Simonis und ich wechselten einen enttäuschten Blick. Peniceks Bericht hatte sich zu vier Fünfteln um nutzlose Anekdoten und langvergangene Begebenheiten gedreht, während er uns über das einzige Zeugnis, das näher an unser Erlebnis erinnerte, also das Fliegende Schiff des Jesuiten Francesco Lana, nur allgemeine Informationen hatte liefern können.
«Ausgerechnet so ein dämlicher Pennal aus Prag musste mir unterkommen!», brummte der Grieche verdrossen und fuhr sich mit gespielter Verzweiflung durch die Haare.
«Eine letzte Frage», sagte ich und brachte meinen Gesellen mit einem Ellenbogenstoß zum Schweigen, damit er den armen Penicek nicht über Gebühr einschüchterte. «Auf welche Weise hätte das Schiff von Francesco Lana, nachdem es in die Luft gestiegen war, sich in diese oder jene Richtung wenden können?»
«Das steht im Prodrom nicht geschrieben. Man sagt, Lana habe an ein System von Zugstangen gedacht, die die Ausrichtung des Schiffes beeinflussen konnten. Er mag das, wenn überhaupt, bei seinem Experiment im Jesuitenhof in Florenz umgesetzt haben. Aber das ist nur Gerede – Genaues weiß man nicht.»

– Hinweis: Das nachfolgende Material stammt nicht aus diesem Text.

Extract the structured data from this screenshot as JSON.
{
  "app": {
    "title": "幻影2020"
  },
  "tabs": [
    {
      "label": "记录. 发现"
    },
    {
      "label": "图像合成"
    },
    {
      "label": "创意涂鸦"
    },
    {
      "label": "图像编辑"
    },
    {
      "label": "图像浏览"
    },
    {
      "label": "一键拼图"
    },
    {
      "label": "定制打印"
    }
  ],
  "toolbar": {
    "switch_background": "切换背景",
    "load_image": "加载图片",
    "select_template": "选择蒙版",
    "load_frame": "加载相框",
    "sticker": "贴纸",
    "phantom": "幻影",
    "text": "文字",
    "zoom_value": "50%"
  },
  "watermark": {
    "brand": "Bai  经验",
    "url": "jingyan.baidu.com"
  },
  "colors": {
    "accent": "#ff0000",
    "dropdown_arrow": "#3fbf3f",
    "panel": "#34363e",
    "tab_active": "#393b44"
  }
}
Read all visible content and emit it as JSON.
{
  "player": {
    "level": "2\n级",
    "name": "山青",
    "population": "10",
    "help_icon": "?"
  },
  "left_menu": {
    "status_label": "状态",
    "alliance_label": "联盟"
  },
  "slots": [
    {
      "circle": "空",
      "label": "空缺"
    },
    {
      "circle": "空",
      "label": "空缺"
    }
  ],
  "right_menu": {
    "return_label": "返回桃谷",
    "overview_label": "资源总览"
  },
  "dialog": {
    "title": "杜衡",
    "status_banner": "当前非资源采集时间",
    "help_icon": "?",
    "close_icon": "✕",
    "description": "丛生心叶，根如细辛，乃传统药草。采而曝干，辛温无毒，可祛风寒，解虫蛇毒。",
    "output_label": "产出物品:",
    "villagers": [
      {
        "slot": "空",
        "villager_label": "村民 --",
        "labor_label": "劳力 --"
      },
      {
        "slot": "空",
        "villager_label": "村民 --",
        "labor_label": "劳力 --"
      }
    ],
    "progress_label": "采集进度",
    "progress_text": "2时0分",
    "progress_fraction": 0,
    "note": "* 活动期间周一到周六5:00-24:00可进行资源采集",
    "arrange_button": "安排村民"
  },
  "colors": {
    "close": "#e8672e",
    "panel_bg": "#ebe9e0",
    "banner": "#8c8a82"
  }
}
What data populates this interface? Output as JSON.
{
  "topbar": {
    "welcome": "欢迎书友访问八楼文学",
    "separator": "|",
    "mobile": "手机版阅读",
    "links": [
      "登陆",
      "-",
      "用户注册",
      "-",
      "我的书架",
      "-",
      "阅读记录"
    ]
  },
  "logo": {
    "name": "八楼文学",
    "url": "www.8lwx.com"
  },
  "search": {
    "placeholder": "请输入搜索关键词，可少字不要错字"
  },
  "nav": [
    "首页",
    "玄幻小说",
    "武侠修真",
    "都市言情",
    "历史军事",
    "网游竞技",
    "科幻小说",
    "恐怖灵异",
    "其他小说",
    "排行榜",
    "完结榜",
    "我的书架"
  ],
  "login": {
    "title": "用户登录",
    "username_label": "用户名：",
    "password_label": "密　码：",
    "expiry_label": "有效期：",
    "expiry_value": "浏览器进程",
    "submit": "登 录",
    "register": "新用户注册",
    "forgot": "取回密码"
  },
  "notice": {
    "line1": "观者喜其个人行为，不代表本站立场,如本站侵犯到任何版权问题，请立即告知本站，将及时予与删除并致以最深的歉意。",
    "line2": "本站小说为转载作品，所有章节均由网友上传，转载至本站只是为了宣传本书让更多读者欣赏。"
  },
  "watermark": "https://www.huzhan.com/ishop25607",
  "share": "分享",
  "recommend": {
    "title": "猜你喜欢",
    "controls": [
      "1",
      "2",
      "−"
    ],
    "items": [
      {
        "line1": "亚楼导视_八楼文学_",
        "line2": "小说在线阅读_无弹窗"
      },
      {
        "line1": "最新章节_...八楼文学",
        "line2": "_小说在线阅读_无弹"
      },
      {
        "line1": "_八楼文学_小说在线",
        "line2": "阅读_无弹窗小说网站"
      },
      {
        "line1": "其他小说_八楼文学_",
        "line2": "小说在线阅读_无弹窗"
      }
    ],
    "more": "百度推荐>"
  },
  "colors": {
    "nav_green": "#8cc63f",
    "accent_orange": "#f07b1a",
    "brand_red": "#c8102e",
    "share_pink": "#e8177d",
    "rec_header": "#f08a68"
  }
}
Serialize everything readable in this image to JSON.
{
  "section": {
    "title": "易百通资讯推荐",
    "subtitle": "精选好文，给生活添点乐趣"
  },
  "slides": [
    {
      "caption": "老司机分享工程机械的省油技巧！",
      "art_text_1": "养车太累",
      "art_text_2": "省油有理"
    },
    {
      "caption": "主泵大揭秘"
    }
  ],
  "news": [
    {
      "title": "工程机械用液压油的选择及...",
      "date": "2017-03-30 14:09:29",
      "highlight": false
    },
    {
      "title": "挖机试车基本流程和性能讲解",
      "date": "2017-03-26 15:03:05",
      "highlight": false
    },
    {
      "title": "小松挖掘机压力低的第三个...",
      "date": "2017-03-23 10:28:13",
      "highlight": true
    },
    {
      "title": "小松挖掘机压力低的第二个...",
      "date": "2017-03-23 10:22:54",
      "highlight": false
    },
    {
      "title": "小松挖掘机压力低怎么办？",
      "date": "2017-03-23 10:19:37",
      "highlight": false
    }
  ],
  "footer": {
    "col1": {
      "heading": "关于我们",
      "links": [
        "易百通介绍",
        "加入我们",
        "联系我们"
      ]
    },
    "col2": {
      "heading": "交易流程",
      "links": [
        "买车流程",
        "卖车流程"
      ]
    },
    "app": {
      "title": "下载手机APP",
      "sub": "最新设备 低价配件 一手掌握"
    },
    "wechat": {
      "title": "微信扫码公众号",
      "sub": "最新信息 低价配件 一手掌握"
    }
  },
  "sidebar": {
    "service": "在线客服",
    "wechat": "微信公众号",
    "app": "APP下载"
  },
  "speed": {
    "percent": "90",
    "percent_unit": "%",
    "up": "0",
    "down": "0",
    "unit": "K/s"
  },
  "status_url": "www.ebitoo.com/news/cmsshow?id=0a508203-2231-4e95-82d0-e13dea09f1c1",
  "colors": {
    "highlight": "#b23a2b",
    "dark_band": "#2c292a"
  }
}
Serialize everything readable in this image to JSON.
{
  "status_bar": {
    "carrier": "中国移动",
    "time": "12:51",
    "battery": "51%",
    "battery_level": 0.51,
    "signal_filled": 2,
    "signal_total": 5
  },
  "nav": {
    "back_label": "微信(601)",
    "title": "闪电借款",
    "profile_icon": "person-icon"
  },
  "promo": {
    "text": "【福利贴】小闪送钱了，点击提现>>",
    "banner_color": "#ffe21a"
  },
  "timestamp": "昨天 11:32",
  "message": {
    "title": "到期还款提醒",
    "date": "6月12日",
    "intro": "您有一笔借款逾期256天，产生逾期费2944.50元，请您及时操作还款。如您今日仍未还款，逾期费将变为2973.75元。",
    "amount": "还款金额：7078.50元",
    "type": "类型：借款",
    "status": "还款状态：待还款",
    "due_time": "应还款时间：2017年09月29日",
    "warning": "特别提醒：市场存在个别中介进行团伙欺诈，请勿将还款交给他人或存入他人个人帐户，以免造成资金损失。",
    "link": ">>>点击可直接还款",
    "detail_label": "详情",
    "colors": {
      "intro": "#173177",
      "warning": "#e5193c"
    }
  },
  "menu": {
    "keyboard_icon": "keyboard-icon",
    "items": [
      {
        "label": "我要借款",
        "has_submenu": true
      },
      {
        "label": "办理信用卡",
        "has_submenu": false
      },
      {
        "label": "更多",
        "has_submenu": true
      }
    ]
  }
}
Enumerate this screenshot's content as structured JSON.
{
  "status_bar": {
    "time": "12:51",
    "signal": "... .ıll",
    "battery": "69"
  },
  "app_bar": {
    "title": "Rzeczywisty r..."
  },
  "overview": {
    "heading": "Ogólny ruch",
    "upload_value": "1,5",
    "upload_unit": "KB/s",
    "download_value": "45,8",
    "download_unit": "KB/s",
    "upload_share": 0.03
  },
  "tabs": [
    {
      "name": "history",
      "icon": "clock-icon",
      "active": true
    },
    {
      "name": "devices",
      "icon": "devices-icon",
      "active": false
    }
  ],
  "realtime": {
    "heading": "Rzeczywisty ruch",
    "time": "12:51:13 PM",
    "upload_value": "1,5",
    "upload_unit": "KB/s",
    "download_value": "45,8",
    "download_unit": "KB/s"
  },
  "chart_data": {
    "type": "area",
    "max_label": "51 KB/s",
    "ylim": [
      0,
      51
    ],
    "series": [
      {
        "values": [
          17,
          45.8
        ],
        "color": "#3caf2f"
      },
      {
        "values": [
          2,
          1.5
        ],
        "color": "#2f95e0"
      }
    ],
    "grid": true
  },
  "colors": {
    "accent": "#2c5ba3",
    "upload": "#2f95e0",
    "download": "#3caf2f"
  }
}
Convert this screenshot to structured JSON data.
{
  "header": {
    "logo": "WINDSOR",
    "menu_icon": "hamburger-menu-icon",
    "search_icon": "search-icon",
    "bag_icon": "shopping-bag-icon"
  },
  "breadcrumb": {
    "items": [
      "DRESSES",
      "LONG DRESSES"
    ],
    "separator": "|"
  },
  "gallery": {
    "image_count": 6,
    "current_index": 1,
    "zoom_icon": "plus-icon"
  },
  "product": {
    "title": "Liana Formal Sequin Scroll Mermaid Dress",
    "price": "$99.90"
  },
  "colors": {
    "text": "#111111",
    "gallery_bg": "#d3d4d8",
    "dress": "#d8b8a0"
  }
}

Simonis fluchte leise, wobei er sich selbst, den Pennal und sogar die noble Einrichtung der Deposition verwünschte, die ihm diesen vertrottelten Prager wie einen Klotz ans Bein gehängt hatte.
Die beiden Studenten verabschiedeten sich. Penicek erhielt von Simonis den Befehl, noch einmal die gesammelten Dokumente zu konsultieren, damit er ihm Nützlicheres berichten könne, und sich dann zur Alma Mater Rudolphina zu begeben, um dort für Simonis einigen Vorlesungen beizuwohnen und ihm die Aufzeichnungen sodann ins Kloster zu bringen. Mein Geselle schickte sich an, mit dem Kleinen wieder an die Arbeit zu gehen: Wir mussten dringend einige Kehrarbeiten in den Vorstädten verrichten. Leider war der Weg zu weit, um den alten Abbé auf dem Karren mitzunehmen. So blieb ich wohl oder übel mit Atto allein.
«Wohlan denn, könnten wir jetzt vielleicht über etwas ernstere Dinge sprechen?», setzte der Alte an, kaum dass die anderen sich entfernt hatten.
Ich hätte alles darum gegeben, mich dieser Unterredung nicht aussetzen zu müssen, hatte ich doch schon am Vorabend während der Proben zum Heiligen Alexius und dann in der Blauen Flasche vor Abbé Melani fliehen müssen. Populescus Tod hatte uns abermals abgelenkt, jetzt aber gab es keine Möglichkeit mehr, sich zu entziehen.
Ich war entschlossen, mich nicht wieder einwickeln zu lassen.